Assessment of Spatio-Temporal Predictors in the Presence of Missing and Heterogeneous Data
Daniele Zambon, Cesare Alippi
TL;DR
The paper tackles the challenge of evaluating spatio-temporal predictive models when data are missing or heterogeneous. It proposes AZ-analysis, a residual-correlation framework built on the AZ-whiteness test, to detect and localize residual dependencies on a multiplex spatio-temporal graph. Key contributions include a refined correlation scoring function, node/time/subgraph localization methods, and demonstrations on synthetic data plus real-world traffic and energy-prediction tasks. The approach provides a robust, distribution-free diagnostic tool that complements traditional error metrics, enabling targeted model improvements in practical deployments with minimal assumptions.
Abstract
Deep learning approaches achieve outstanding predictive performance in modeling modern data, despite the increasing complexity and scale. However, evaluating the quality of predictive models becomes more challenging, as traditional statistical assumptions often no longer hold. In particular, spatio-temporal data exhibit dependencies across both time and space, often involving nonlinear dynamics, non-stationarities, and missing observations. As a result, advanced predictors such as spatio-temporal graph neural networks require novel evaluation methodologies. This paper introduces a residual correlation analysis framework designed to assess the optimality of spatio-temporal predictive neural models, particularly in scenarios with incomplete and heterogeneous data. By leveraging the principle that residual correlation indicates information not captured by the model, this framework serves as a powerful tool to identify and localize regions in space and time where model performance can be improved.
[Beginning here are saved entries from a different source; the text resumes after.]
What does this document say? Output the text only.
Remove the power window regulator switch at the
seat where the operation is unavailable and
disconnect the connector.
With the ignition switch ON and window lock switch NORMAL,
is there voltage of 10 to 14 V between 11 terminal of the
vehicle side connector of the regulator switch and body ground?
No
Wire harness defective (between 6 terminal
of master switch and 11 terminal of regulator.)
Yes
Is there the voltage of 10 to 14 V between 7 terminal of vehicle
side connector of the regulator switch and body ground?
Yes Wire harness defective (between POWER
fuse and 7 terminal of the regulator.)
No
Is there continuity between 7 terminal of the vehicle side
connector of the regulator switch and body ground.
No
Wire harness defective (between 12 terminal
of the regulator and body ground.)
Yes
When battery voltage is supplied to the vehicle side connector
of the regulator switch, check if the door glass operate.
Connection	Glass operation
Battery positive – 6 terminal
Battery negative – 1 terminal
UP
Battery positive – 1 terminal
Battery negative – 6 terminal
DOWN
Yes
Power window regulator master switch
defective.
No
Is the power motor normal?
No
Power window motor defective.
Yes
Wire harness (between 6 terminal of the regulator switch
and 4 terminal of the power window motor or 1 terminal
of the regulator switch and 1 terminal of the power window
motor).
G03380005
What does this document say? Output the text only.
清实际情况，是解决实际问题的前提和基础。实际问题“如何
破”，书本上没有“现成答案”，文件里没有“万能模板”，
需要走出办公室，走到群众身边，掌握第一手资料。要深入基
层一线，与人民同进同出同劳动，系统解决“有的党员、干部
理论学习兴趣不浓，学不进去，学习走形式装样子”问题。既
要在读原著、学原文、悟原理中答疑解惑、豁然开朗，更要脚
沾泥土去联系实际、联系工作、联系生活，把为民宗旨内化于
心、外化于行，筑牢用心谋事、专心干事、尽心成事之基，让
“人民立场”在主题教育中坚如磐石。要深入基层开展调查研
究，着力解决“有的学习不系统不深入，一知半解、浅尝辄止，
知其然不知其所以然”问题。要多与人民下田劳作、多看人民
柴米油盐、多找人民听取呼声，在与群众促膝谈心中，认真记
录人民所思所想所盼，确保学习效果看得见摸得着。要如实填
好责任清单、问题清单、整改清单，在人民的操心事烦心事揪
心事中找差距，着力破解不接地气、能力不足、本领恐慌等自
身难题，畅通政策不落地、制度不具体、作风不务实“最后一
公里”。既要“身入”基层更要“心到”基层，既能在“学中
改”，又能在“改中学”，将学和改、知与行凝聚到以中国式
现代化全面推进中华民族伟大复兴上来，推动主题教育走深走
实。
A key advantage of the proposed approach is its ability to operate under minimal assumptions, enabling robust evaluation of deep learning models applied to multivariate time series, even in the presence of missing and heterogeneous data. The methodology employs tailored spatio-temporal graphs to encode sparse spatial and temporal dependencies within the data and utilizes asymptotically distribution-free summary statistics to pinpoint time intervals and spatial regions where the model underperforms. The effectiveness of the proposed residual analysis is demonstrated through validation on both synthetic and real-world scenarios involving state-of-the-art predictive models.